Unlike most trouble-lights, the Pod uses light emitting diodes (LEDs) to illuminate the area. LEDs require very little power to function efficiently and that allows the tightly packed, small nickel metal hydride (NiMH) batteries to last for a long time. In fact, the Pod has 28 LED lights built into the upper end of the unit surrounded by a mirror like metal finish to reflect the light.

As well, at the top end of the Pod by the hook is a single LED light that allows it to be used as a flashlight.

The Pod is constructed of a durable and hard wearing plastic and rubber with an impact resistant polycarbonate lens covering the LED lights. A clip-on magnet allows it to be placed on a flat metal surface on the body of the vehicle you are working on.

Pod trouble light
Pod trouble light.

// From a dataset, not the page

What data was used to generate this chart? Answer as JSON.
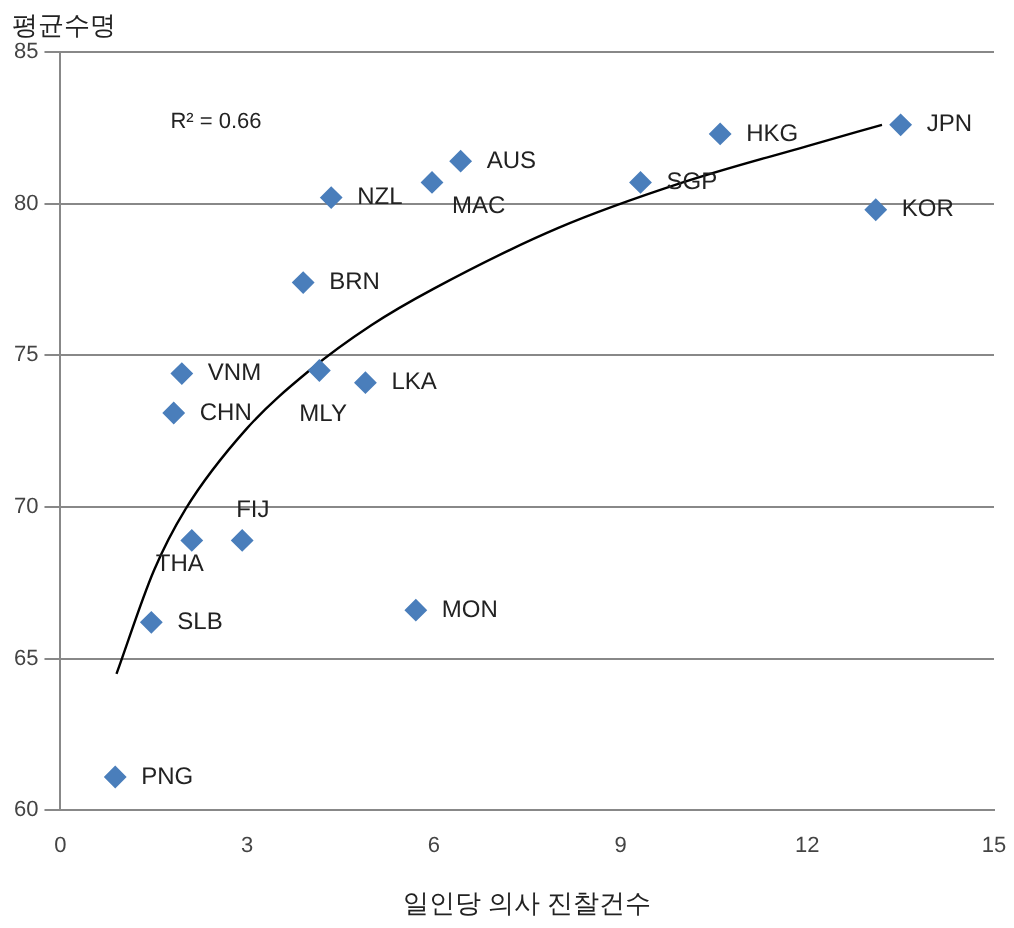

Click image to enlarge

Each Pod Light comes with a 110-volt adapter/stand for recharging and a 12-volt charger for your car or truck. One special feature, which I discovered quite by accident, is that the Pod Light will turn off automatically if you leave it charging in your vehicles, so as not to drain your battery.

The Pod Light works as a trouble-light, flashlight and an emergency flasher as well. By clicking the Pod Light “On” switch once, the trouble-light comes on. Two clicks and the trouble-light goes off and the flashlight comes on. Three clicks and the main bank of lights will flash on and off. This clicking can be a little cumbersome at times, but it really keeps things simple.

I put the Pod Light to good use soon after I received it. A couple of used cars I was interested in could only be viewed at night in a garage with no power. The clean white light of the Pod LEDs allowed my friend and I to really get a good look at the car. Thanks to the Pod Light, we found a gaping hole in the frame saving me time and work. On another occasion, the flashlight came to the rescue when I dropped an earring I was holding for my wife between the seats of our car. By directing the light I was able to find the earring with little trouble.

Under the hood, the Pod Light passed the test by giving me light for two four-hour stints while working on a project car in the driveway. Even when the batteries on the Pod Light did die, I just plugged it into its 110-volt adapter (corded section) and it functioned quite well.

Like most trouble-lights, the Pod works best in confined areas such as under the vehicle or under the hood. But in open areas, such as when you walk around the driveway looking for that dropped small socket, it doesn’t do that great a job. In regular day to day use, the Pod Light held up quite well even when accidentally dropped.

A built-in light lets you know when it is recharged, which takes about two hours. After I lost it for about four months, it still turned on and worked well for three to four hours before running out of good light.

After months of use I have to say I like this product and would definately buy another one. Besides using it in the garage, I have used it in the house quite a bit too.